Sofia, Bulgaria, May 5, 2019 / 08:54 am (CNA).- In Bulgaria Sunday, Pope Francis said Catholics and Orthodox are united by the blood of the martyrs and the Christians who continue to suffer for the faith even today.
“How many Christians in this country endured suffering for the name of Jesus, particularly during the persecution of the last century! The ecumenism of blood!” the pope said May 5.
Addressing Patriarch Neophyte, the head of the Bulgarian Orthodox Church, and the Holy Synod, he said, “On this journey, we are sustained by great numbers of our brothers and sisters, to whom I would especially like to render homage: the witnesses of Easter.”
Pope Francis met Patriarch Neophyte and the Holy Synod of the Bulgarian Orthodox Church on a May 5-7 visit to Sofia and Rakovski, Bulgaria, and to Skopje, North Macedonia.
“I believe,” Francis continued, “that these witnesses of Easter, brothers and sisters of different confessions united in heaven by divine charity, now look to us as seeds planted in the earth and meant to bear fruit.”
“While so many other brothers and sisters of ours throughout the world continue to suffer for their faith, they ask us not to remain closed, but to open ourselves, for only in this way can those seeds bear fruit,” he stated.
The pope also spoke about an “ecumenism of the poor” and an “ecumenism of mission,” in the meeting.
The “ecumenism of the poor,” he said, is the call “to journey and act together in order to bear witness to the Lord, particularly by serving the poorest and most neglected of our brothers and sisters, in whom he is present.”
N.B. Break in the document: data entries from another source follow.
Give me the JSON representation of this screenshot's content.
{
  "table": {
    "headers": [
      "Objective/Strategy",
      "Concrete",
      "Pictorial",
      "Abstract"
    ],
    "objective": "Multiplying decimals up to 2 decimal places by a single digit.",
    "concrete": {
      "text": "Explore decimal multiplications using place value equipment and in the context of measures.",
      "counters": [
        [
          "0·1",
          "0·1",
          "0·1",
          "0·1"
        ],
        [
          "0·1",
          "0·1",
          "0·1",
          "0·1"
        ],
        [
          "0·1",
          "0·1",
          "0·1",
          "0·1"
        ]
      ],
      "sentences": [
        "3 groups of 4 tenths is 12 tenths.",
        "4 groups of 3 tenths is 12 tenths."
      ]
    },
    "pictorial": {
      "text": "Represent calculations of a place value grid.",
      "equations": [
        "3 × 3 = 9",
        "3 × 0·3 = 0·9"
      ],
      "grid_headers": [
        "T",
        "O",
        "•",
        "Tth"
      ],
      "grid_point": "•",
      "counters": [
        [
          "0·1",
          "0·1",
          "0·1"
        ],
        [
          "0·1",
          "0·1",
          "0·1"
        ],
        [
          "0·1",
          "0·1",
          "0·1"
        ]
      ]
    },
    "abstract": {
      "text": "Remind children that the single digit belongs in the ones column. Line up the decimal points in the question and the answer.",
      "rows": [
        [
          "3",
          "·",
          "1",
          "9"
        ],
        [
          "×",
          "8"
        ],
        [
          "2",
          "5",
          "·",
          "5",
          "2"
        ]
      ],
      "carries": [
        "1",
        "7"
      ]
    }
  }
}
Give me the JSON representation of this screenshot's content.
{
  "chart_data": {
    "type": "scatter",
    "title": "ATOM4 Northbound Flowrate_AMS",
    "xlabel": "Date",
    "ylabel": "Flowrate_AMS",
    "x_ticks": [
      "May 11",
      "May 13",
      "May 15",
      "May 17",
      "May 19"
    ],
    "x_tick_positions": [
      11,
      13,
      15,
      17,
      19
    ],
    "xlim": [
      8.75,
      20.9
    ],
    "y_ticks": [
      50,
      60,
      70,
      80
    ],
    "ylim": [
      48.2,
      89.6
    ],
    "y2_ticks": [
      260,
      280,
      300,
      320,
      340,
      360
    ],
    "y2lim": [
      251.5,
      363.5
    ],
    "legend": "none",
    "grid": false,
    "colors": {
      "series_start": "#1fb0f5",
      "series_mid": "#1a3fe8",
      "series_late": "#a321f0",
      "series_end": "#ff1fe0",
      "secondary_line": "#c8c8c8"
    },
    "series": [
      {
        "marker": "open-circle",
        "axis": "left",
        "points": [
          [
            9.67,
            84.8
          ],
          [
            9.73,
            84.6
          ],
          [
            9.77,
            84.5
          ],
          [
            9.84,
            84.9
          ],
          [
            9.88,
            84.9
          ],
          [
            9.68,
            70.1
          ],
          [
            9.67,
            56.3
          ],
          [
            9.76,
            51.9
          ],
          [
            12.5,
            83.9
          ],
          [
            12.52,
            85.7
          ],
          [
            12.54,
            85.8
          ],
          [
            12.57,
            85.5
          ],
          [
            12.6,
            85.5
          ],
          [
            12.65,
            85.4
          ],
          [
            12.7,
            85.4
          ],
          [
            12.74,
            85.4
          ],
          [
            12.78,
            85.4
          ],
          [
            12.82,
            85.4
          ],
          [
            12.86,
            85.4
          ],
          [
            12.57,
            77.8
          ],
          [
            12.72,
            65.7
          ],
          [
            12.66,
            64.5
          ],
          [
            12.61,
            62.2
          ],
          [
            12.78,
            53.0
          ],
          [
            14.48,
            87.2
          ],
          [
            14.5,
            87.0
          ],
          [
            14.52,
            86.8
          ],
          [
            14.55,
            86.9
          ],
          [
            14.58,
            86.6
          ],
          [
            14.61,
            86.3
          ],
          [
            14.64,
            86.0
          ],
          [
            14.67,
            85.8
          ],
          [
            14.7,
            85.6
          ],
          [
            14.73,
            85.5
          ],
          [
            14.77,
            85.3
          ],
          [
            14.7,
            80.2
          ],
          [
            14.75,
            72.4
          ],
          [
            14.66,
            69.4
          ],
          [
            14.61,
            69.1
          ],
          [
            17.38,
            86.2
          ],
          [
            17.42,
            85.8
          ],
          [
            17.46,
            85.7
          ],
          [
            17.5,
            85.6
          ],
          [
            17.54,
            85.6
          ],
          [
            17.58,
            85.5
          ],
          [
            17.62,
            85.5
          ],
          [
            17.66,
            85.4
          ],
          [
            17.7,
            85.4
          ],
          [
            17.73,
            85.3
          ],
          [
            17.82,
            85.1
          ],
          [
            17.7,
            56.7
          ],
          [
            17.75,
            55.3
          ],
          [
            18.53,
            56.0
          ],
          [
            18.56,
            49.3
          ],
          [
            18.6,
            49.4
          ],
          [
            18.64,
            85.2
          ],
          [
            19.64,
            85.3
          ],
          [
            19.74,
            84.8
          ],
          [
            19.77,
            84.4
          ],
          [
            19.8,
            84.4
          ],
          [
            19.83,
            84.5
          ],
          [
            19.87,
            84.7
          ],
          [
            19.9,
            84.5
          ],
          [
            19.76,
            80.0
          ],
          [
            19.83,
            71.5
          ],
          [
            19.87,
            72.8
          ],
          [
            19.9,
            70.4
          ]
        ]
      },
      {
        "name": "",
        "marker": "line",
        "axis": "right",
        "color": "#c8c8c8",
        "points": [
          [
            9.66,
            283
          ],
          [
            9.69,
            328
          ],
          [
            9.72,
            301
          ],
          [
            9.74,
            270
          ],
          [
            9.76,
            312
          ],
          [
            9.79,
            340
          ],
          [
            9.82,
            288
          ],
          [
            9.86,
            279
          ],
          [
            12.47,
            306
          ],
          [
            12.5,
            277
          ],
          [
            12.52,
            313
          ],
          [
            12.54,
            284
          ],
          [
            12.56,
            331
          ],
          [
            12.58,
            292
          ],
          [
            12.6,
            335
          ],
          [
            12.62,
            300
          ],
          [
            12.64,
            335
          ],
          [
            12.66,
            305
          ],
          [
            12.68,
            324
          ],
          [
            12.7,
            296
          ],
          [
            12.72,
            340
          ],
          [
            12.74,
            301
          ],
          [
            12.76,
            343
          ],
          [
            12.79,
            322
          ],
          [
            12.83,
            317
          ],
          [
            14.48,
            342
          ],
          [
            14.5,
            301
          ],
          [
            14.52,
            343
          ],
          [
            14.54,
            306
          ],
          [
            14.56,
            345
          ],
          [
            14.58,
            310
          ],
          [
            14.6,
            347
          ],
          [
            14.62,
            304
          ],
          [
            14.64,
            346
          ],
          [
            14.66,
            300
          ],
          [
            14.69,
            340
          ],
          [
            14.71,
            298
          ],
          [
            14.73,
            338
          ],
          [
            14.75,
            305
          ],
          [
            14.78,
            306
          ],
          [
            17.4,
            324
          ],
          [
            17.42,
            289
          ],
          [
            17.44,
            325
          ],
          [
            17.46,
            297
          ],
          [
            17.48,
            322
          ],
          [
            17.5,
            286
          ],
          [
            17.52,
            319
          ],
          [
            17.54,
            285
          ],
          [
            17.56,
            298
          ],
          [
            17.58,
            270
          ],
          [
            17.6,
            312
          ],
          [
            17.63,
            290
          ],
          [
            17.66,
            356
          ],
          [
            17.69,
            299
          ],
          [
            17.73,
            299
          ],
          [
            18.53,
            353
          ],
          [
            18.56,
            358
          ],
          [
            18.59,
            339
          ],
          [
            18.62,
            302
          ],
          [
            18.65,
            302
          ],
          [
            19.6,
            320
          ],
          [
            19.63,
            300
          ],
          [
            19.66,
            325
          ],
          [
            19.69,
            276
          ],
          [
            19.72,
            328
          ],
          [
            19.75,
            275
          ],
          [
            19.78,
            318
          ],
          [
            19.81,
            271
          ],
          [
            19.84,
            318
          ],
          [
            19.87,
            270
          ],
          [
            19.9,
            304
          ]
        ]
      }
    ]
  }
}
Pointing to the example of Saints Cyril and Methodius, venerated by both Catholics and Orthodox, he urged an “ecumenism of mission,” between Catholics and Orthodox, “as heirs of the faith of the saints… called to be builders of communion and peacemakers in the name of Jesus.”
The meeting with Orthodox leaders was followed by a visit to the Patriarchal Cathedral of Aleksander Nevsky and a moment of silent prayer before the altar dedicated to Saints Cyril and Methodius.
Afterward, the pope led the Regina Coeli from a square outside the church.
Leading the prayer before an icon of Our Lady of Nessebar, whose name means “Gate of Heaven,” Francis asked the Blessed Virgin Mary to intercede before the Risen Lord, that he may grant Bulgaria “the necessary impulse always to be a land of encounter.”
“A land in which, transcending all cultural religious and ethnic differences, you can continue to acknowledge and esteem each other as children of the one heavenly Father.”
The pope addressed the Catholics and Orthodox present with “Christos vozkrese,” which is Slavic for “Christ is risen.”
“These words express great joy for the triumph of Jesus Christ over evil, over death. They are an affirmation and a testimony of the very heart of our faith: Christ is alive! He is our hope, and in a wonderful way he brings youth to our world. Everything he touches becomes young, new, full of life,” he said.
“This faith in Christ, risen from the dead, has been proclaimed for two thousand years in every part of the world, thanks to the generous missionary effort of so many believers,” he continued, “called to give themselves completely and selflessly to the spread of the Gospel.”